Text to Speech

Some information, for example, news items, stock prices, or electronic mail is difficult or impractical to prerecord before it is made available over a telephony system. Instead, your application can have text converted into synthesized speech as it is needed.

Text-to-speech provides the necessary flexibility for applications that have a large number or varying spoken responses. information can be read to the caller without the need to prerecord voice segments. Applications can use synthesized speech, prerecorded speech, or a mixture of both.

Blueworx Voice Response uses the open standard communication protocol MRCP Version 1 to communicate with speech technologies such as WebSphere Voice Server 5.1, Nuance Speech Server version 5.1.2 (Recognizer 9.0.13, Vocalizer 5.0.2), and Loquendo Speech Server V7.

Text-to-speech using WebSphere Voice Server

When using WebSphere Voice Server or third party speech technology vendor's product compatible with MRCP V1, the application uses the Blueworx Voice Response MRCP client interface to send text to a text-to-speech server. The text-to-speech server returns the synthesized speech back through the Blueworx Voice Response MRCP client interface and the application then sends it down the voice channel to the caller.

Speech synthesis technology is very dependent on the language that is being synthesized. The WebSphere Voice Server Text-To-Speech function is available in a number of languages.

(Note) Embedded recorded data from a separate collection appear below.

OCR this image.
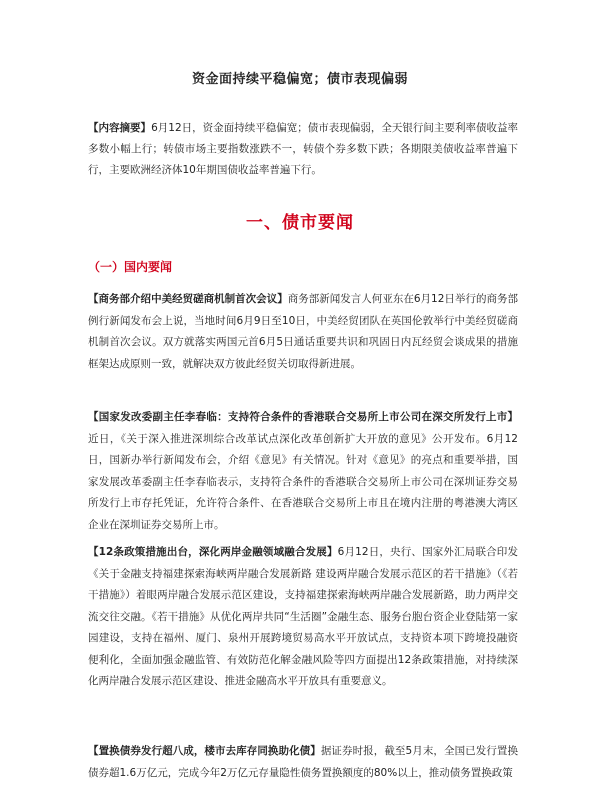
资金面持续平稳偏宽；债市表现偏弱
【内容摘要】6月12日，资金面持续平稳偏宽；债市表现偏弱，全天银行间主要利率债收益率多数小幅上行；转债市场主要指数涨跌不一，转债个券多数下跌；各期限美债收益率普遍下行，主要欧洲经济体10年期国债收益率普遍下行。
一、债市要闻
（一）国内要闻
【商务部介绍中美经贸磋商机制首次会议】商务部新闻发言人何亚东在6月12日举行的商务部例行新闻发布会上说，当地时间6月9日至10日，中美经贸团队在英国伦敦举行中美经贸磋商机制首次会议。双方就落实两国元首6月5日通话重要共识和巩固日内瓦经贸会谈成果的措施框架达成原则一致，就解决双方彼此经贸关切取得新进展。
【国家发改委副主任李春临：支持符合条件的香港联合交易所上市公司在深交所发行上市】近日，《关于深入推进深圳综合改革试点深化改革创新扩大开放的意见》公开发布。6月12日，国新办举行新闻发布会，介绍《意见》有关情况。针对《意见》的亮点和重要举措，国家发展改革委副主任李春临表示，支持符合条件的香港联合交易所上市公司在深圳证券交易所发行上市存托凭证，允许符合条件、在香港联合交易所上市且在境内注册的粤港澳大湾区企业在深圳证券交易所上市。
【12条政策措施出台，深化两岸金融领域融合发展】6月12日，央行、国家外汇局联合印发《关于金融支持福建探索海峡两岸融合发展新路 建设两岸融合发展示范区的若干措施》（《若干措施》）着眼两岸融合发展示范区建设，支持福建探索海峡两岸融合发展新路，助力两岸交流交往交融。《若干措施》从优化两岸共同“生活圈”金融生态、服务台胞台资企业登陆第一家园建设，支持在福州、厦门、泉州开展跨境贸易高水平开放试点，支持资本项下跨境投融资便利化，全面加强金融监管、有效防范化解金融风险等四方面提出12条政策措施，对持续深化两岸融合发展示范区建设、推进金融高水平开放具有重要意义。
【置换债券发行超八成，楼市去库存同换助化债】据证券时报，截至5月末，全国已发行置换债券超1.6万亿元，完成今年2万亿元存量隐性债务置换额度的80%以上，推动债务置换政策
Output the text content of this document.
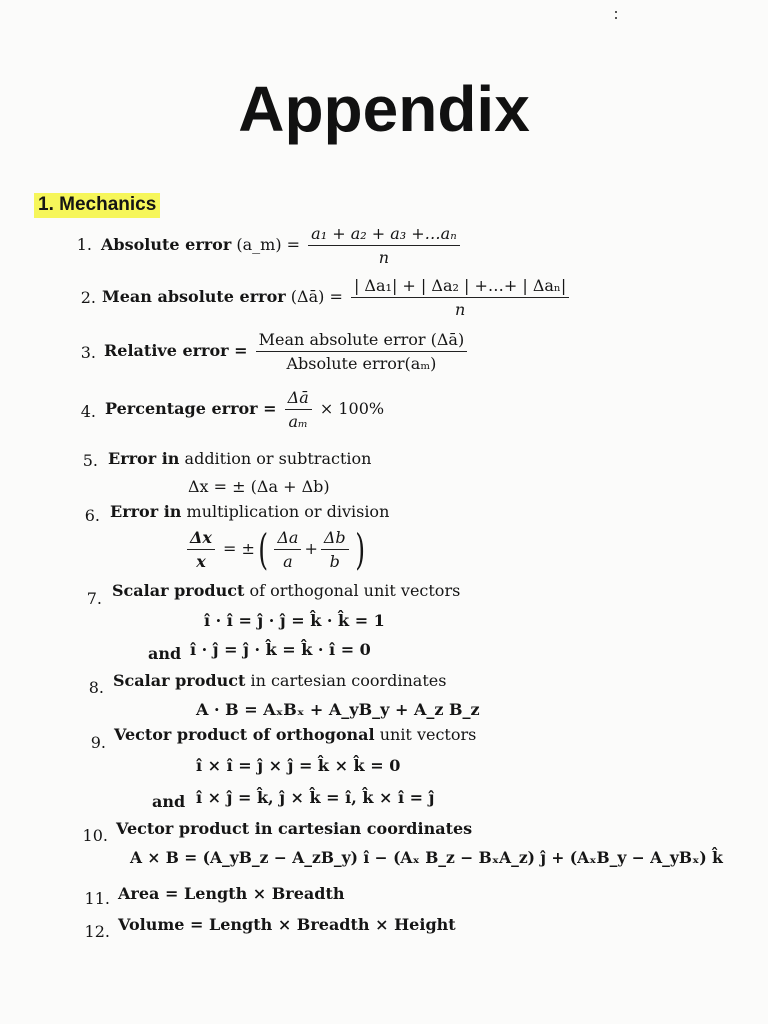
Appendix
1. Mechanics
1. Absolute error (a_m) = $\frac{\text{a₁ + a₂ + a₃ +…aₙ}}{n}$
2. Mean absolute error (Δā) = $\frac{\text{| Δa₁| + | Δa₂ | +…+ | Δaₙ|}}{n}$
3. Relative error = $\frac{\text{Mean absolute error (Δā)}}{\text{Absolute error(aₘ)}}$
4. Percentage error = $\frac{\Delta ā}{\text{aₘ}} \times 100\%$
5. Error in addition or subtraction
Δx = ± (Δa + Δb)
6. Error in multiplication or division
$\frac{\Delta x}{x}$ = ±( $\frac{\Delta a}{a} + \frac{\Delta b}{b}$ )
7. Scalar product of orthogonal unit vectors
î · î = ĵ · ĵ = k̂ · k̂ = 1
and î · ĵ = ĵ · k̂ = k̂ · î = 0
8. Scalar product in cartesian coordinates
A · B = AₓBₓ + A_yB_y + A_z B_z
9. Vector product of orthogonal unit vectors
î × î = ĵ × ĵ = k̂ × k̂ = 0
and î × ĵ = k̂, ĵ × k̂ = î, k̂ × î = ĵ
10. Vector product in cartesian coordinates
A × B = (A_yB_z − A_zB_y) î − (Aₓ B_z − BₓA_z) ĵ + (AₓB_y − A_yBₓ) k̂
11. Area = Length × Breadth
12. Volume = Length × Breadth × Height
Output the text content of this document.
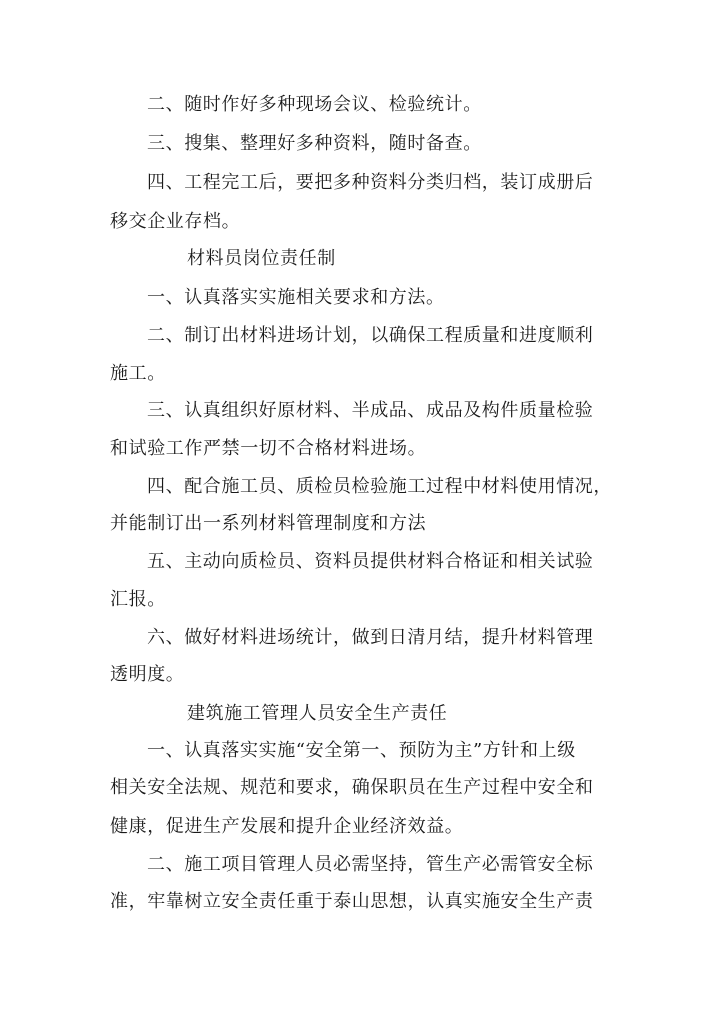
二、随时作好多种现场会议、检验统计。
三、搜集、整理好多种资料，随时备查。
四、工程完工后，要把多种资料分类归档，装订成册后
移交企业存档。
材料员岗位责任制
一、认真落实实施相关要求和方法。
二、制订出材料进场计划，以确保工程质量和进度顺利
施工。
三、认真组织好原材料、半成品、成品及构件质量检验
和试验工作严禁一切不合格材料进场。
四、配合施工员、质检员检验施工过程中材料使用情况，
并能制订出一系列材料管理制度和方法
五、主动向质检员、资料员提供材料合格证和相关试验
汇报。
六、做好材料进场统计，做到日清月结，提升材料管理
透明度。
建筑施工管理人员安全生产责任
一、认真落实实施“安全第一、预防为主”方针和上级
相关安全法规、规范和要求，确保职员在生产过程中安全和
健康，促进生产发展和提升企业经济效益。
二、施工项目管理人员必需坚持，管生产必需管安全标
准，牢靠树立安全责任重于泰山思想，认真实施安全生产责
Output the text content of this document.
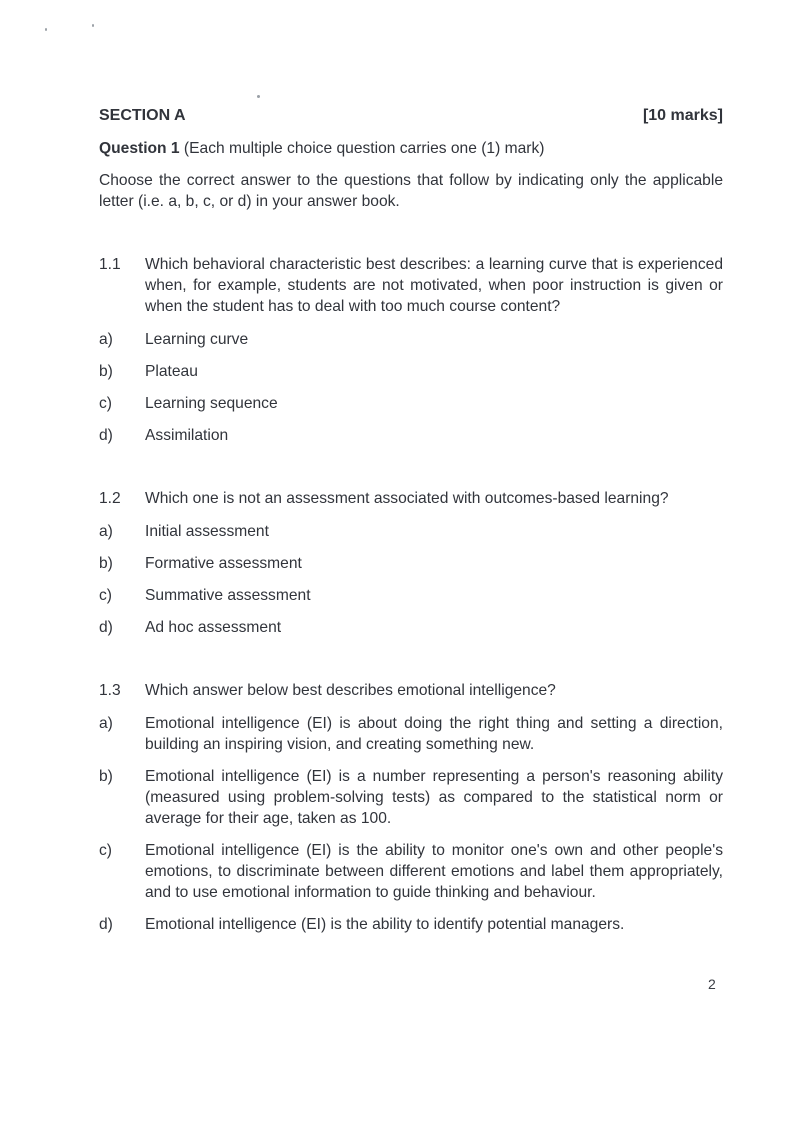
SECTION A	[10 marks]
Question 1 (Each multiple choice question carries one (1) mark)
Choose the correct answer to the questions that follow by indicating only the applicable letter (i.e. a, b, c, or d) in your answer book.
1.1	Which behavioral characteristic best describes: a learning curve that is experienced when, for example, students are not motivated, when poor instruction is given or when the student has to deal with too much course content?
a)	Learning curve
b)	Plateau
c)	Learning sequence
d)	Assimilation
1.2	Which one is not an assessment associated with outcomes-based learning?
a)	Initial assessment
b)	Formative assessment
c)	Summative assessment
d)	Ad hoc assessment
1.3	Which answer below best describes emotional intelligence?
a)	Emotional intelligence (EI) is about doing the right thing and setting a direction, building an inspiring vision, and creating something new.
b)	Emotional intelligence (EI) is a number representing a person's reasoning ability (measured using problem-solving tests) as compared to the statistical norm or average for their age, taken as 100.
c)	Emotional intelligence (EI) is the ability to monitor one's own and other people's emotions, to discriminate between different emotions and label them appropriately, and to use emotional information to guide thinking and behaviour.
d)	Emotional intelligence (EI) is the ability to identify potential managers.
2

The WebSphere Voice Server Text-To-Speech function allows your voice applications to adapt to specific circumstances by synthesizing a prompt from a text string and playing it dynamically in real time. For example, in response to a caller's request for which no prerecorded prompt is available, a voice application can select an appropriate text string and convert it to speech to play back to the caller. This enables your application developers to develop voice applications more quickly and cheaply. The Text-To-Speech function also supports barge-in (or cut through) so that synthesized speech can be interrupted by a caller in the same way that a prerecorded prompt can. See Speech Recognition for more information on using text-to-speech together with speech recognition in a voice application and also on the different ways in which text-to-speech engines can be allocated or assigned.

Text-to-speech servers can be on separate systems that are shared between multiple Blueworx Voice Response systems, allowing more callers to be handled at the same time. This type of arrangement is scalable, and also provides redundancy, so that if the need arises to close down part of the system, the remaining machines can continue to provide a service.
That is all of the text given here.